In the likely event that the UFT announces a poor contract, it will fall to the rank-and-file opposition to initiate a Vote No campaign. Little would be gained by merely resuming negotiations, however. A Vote No campaign would only be complete with a simultaneous call for a new contract strategy designed to achieve the best possible outcome using increasingly disruptive tactics. Informational pickets, disruptive protests, strike readiness workshops, strike committees in every school building, a strike itself—we can start now building appetite and momentum for increased militancy. Some may argue that this type of talk might cause sympathetic yet overcautious members to vote yes.
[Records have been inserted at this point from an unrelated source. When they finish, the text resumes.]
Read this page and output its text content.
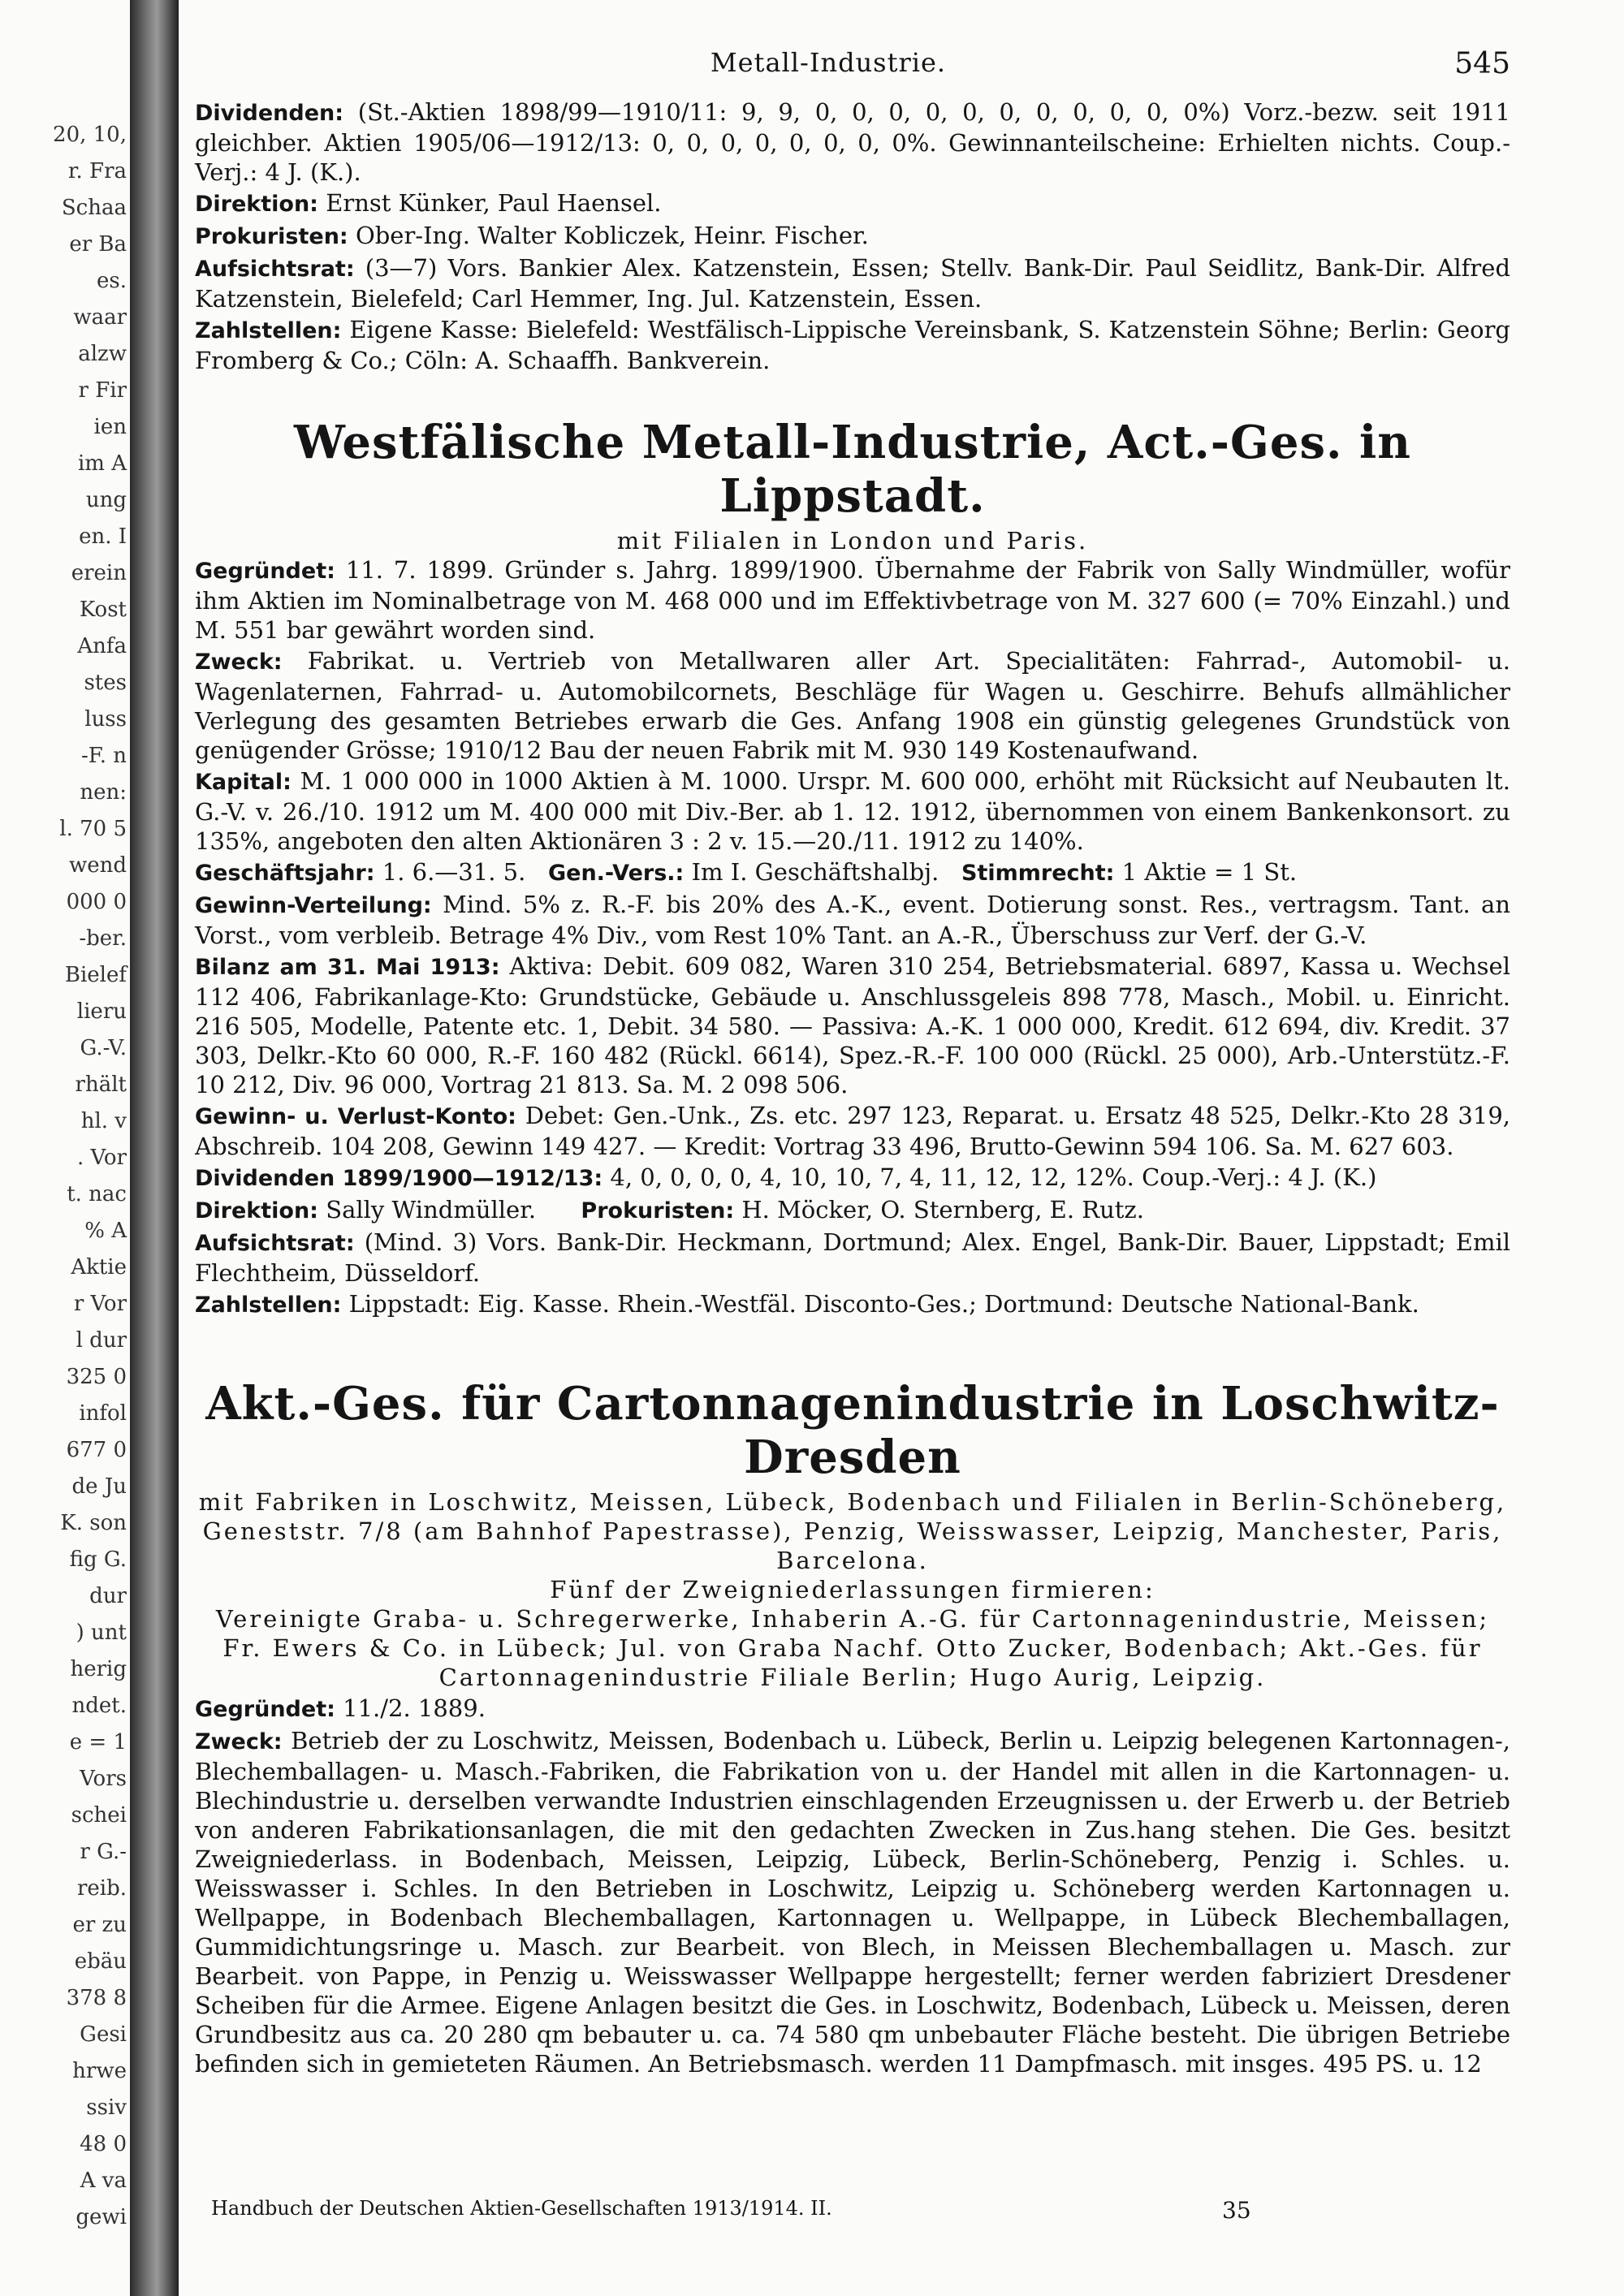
20, 10,
r. Fra
Schaa
er Ba
es.
waar
alzw
r Fir
ien
im A
ung
en. I
erein
Kost
Anfa
stes
luss
-F. n
nen:
l. 70 5
wend
000 0
-ber.
Bielef
lieru
G.-V.
rhält
hl. v
. Vor
t. nac
% A
Aktie
r Vor
l dur
325 0
infol
677 0
de Ju
K. son
fig G.
dur
) unt
herig
ndet.
e = 1
Vors
schei
r G.-
reib.
er zu
ebäu
378 8
Gesi
hrwe
ssiv
48 0
A va
gewi
Metall-Industrie.	545

Dividenden: (St.-Aktien 1898/99—1910/11: 9, 9, 0, 0, 0, 0, 0, 0, 0, 0, 0, 0, 0%) Vorz.-bezw. seit 1911 gleichber. Aktien 1905/06—1912/13: 0, 0, 0, 0, 0, 0, 0, 0%. Gewinnanteilscheine: Erhielten nichts. Coup.-Verj.: 4 J. (K.).

Direktion: Ernst Künker, Paul Haensel.

Prokuristen: Ober-Ing. Walter Kobliczek, Heinr. Fischer.

Aufsichtsrat: (3—7) Vors. Bankier Alex. Katzenstein, Essen; Stellv. Bank-Dir. Paul Seidlitz, Bank-Dir. Alfred Katzenstein, Bielefeld; Carl Hemmer, Ing. Jul. Katzenstein, Essen.

Zahlstellen: Eigene Kasse: Bielefeld: Westfälisch-Lippische Vereinsbank, S. Katzenstein Söhne; Berlin: Georg Fromberg & Co.; Cöln: A. Schaaffh. Bankverein.

Westfälische Metall-Industrie, Act.-Ges. in Lippstadt.

mit Filialen in London und Paris.

Gegründet: 11. 7. 1899. Gründer s. Jahrg. 1899/1900. Übernahme der Fabrik von Sally Windmüller, wofür ihm Aktien im Nominalbetrage von M. 468 000 und im Effektivbetrage von M. 327 600 (= 70% Einzahl.) und M. 551 bar gewährt worden sind.

Zweck: Fabrikat. u. Vertrieb von Metallwaren aller Art. Specialitäten: Fahrrad-, Automobil- u. Wagenlaternen, Fahrrad- u. Automobilcornets, Beschläge für Wagen u. Geschirre. Behufs allmählicher Verlegung des gesamten Betriebes erwarb die Ges. Anfang 1908 ein günstig gelegenes Grundstück von genügender Grösse; 1910/12 Bau der neuen Fabrik mit M. 930 149 Kostenaufwand.

Kapital: M. 1 000 000 in 1000 Aktien à M. 1000. Urspr. M. 600 000, erhöht mit Rücksicht auf Neubauten lt. G.-V. v. 26./10. 1912 um M. 400 000 mit Div.-Ber. ab 1. 12. 1912, übernommen von einem Bankenkonsort. zu 135%, angeboten den alten Aktionären 3 : 2 v. 15.—20./11. 1912 zu 140%.

Geschäftsjahr: 1. 6.—31. 5. Gen.-Vers.: Im I. Geschäftshalbj. Stimmrecht: 1 Aktie = 1 St.

Gewinn-Verteilung: Mind. 5% z. R.-F. bis 20% des A.-K., event. Dotierung sonst. Res., vertragsm. Tant. an Vorst., vom verbleib. Betrage 4% Div., vom Rest 10% Tant. an A.-R., Überschuss zur Verf. der G.-V.

Bilanz am 31. Mai 1913: Aktiva: Debit. 609 082, Waren 310 254, Betriebsmaterial. 6897, Kassa u. Wechsel 112 406, Fabrikanlage-Kto: Grundstücke, Gebäude u. Anschlussgeleis 898 778, Masch., Mobil. u. Einricht. 216 505, Modelle, Patente etc. 1, Debit. 34 580. — Passiva: A.-K. 1 000 000, Kredit. 612 694, div. Kredit. 37 303, Delkr.-Kto 60 000, R.-F. 160 482 (Rückl. 6614), Spez.-R.-F. 100 000 (Rückl. 25 000), Arb.-Unterstütz.-F. 10 212, Div. 96 000, Vortrag 21 813. Sa. M. 2 098 506.

Gewinn- u. Verlust-Konto: Debet: Gen.-Unk., Zs. etc. 297 123, Reparat. u. Ersatz 48 525, Delkr.-Kto 28 319, Abschreib. 104 208, Gewinn 149 427. — Kredit: Vortrag 33 496, Brutto-Gewinn 594 106. Sa. M. 627 603.

Dividenden 1899/1900—1912/13: 4, 0, 0, 0, 0, 4, 10, 10, 7, 4, 11, 12, 12, 12%. Coup.-Verj.: 4 J. (K.)

Direktion: Sally Windmüller. Prokuristen: H. Möcker, O. Sternberg, E. Rutz.

Aufsichtsrat: (Mind. 3) Vors. Bank-Dir. Heckmann, Dortmund; Alex. Engel, Bank-Dir. Bauer, Lippstadt; Emil Flechtheim, Düsseldorf.

Zahlstellen: Lippstadt: Eig. Kasse. Rhein.-Westfäl. Disconto-Ges.; Dortmund: Deutsche National-Bank.

Akt.-Ges. für Cartonnagenindustrie in Loschwitz-Dresden

mit Fabriken in Loschwitz, Meissen, Lübeck, Bodenbach und Filialen in Berlin-Schöneberg, Geneststr. 7/8 (am Bahnhof Papestrasse), Penzig, Weisswasser, Leipzig, Manchester, Paris, Barcelona.

Fünf der Zweigniederlassungen firmieren:

Vereinigte Graba- u. Schregerwerke, Inhaberin A.-G. für Cartonnagenindustrie, Meissen; Fr. Ewers & Co. in Lübeck; Jul. von Graba Nachf. Otto Zucker, Bodenbach; Akt.-Ges. für Cartonnagenindustrie Filiale Berlin; Hugo Aurig, Leipzig.

Gegründet: 11./2. 1889.

Zweck: Betrieb der zu Loschwitz, Meissen, Bodenbach u. Lübeck, Berlin u. Leipzig belegenen Kartonnagen-, Blechemballagen- u. Masch.-Fabriken, die Fabrikation von u. der Handel mit allen in die Kartonnagen- u. Blechindustrie u. derselben verwandte Industrien einschlagenden Erzeugnissen u. der Erwerb u. der Betrieb von anderen Fabrikationsanlagen, die mit den gedachten Zwecken in Zus.hang stehen. Die Ges. besitzt Zweigniederlass. in Bodenbach, Meissen, Leipzig, Lübeck, Berlin-Schöneberg, Penzig i. Schles. u. Weisswasser i. Schles. In den Betrieben in Loschwitz, Leipzig u. Schöneberg werden Kartonnagen u. Wellpappe, in Bodenbach Blechemballagen, Kartonnagen u. Wellpappe, in Lübeck Blechemballagen, Gummidichtungsringe u. Masch. zur Bearbeit. von Blech, in Meissen Blechemballagen u. Masch. zur Bearbeit. von Pappe, in Penzig u. Weisswasser Wellpappe hergestellt; ferner werden fabriziert Dresdener Scheiben für die Armee. Eigene Anlagen besitzt die Ges. in Loschwitz, Bodenbach, Lübeck u. Meissen, deren Grundbesitz aus ca. 20 280 qm bebauter u. ca. 74 580 qm unbebauter Fläche besteht. Die übrigen Betriebe befinden sich in gemieteten Räumen. An Betriebsmasch. werden 11 Dampfmasch. mit insges. 495 PS. u. 12

Handbuch der Deutschen Aktien-Gesellschaften 1913/1914. II.	35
But members will surely vote yes if, absent a new strategy, the only thing to gain from rejecting a tentative agreement is delaying the inevitable. Power only responds to power. The purpose of our caucuses is to persuade our coworkers of this fact. A twin campaign on Vote No and strike readiness would, at best, create a mandate for a strike-ready union; at worst, plant support for one for the struggles to come.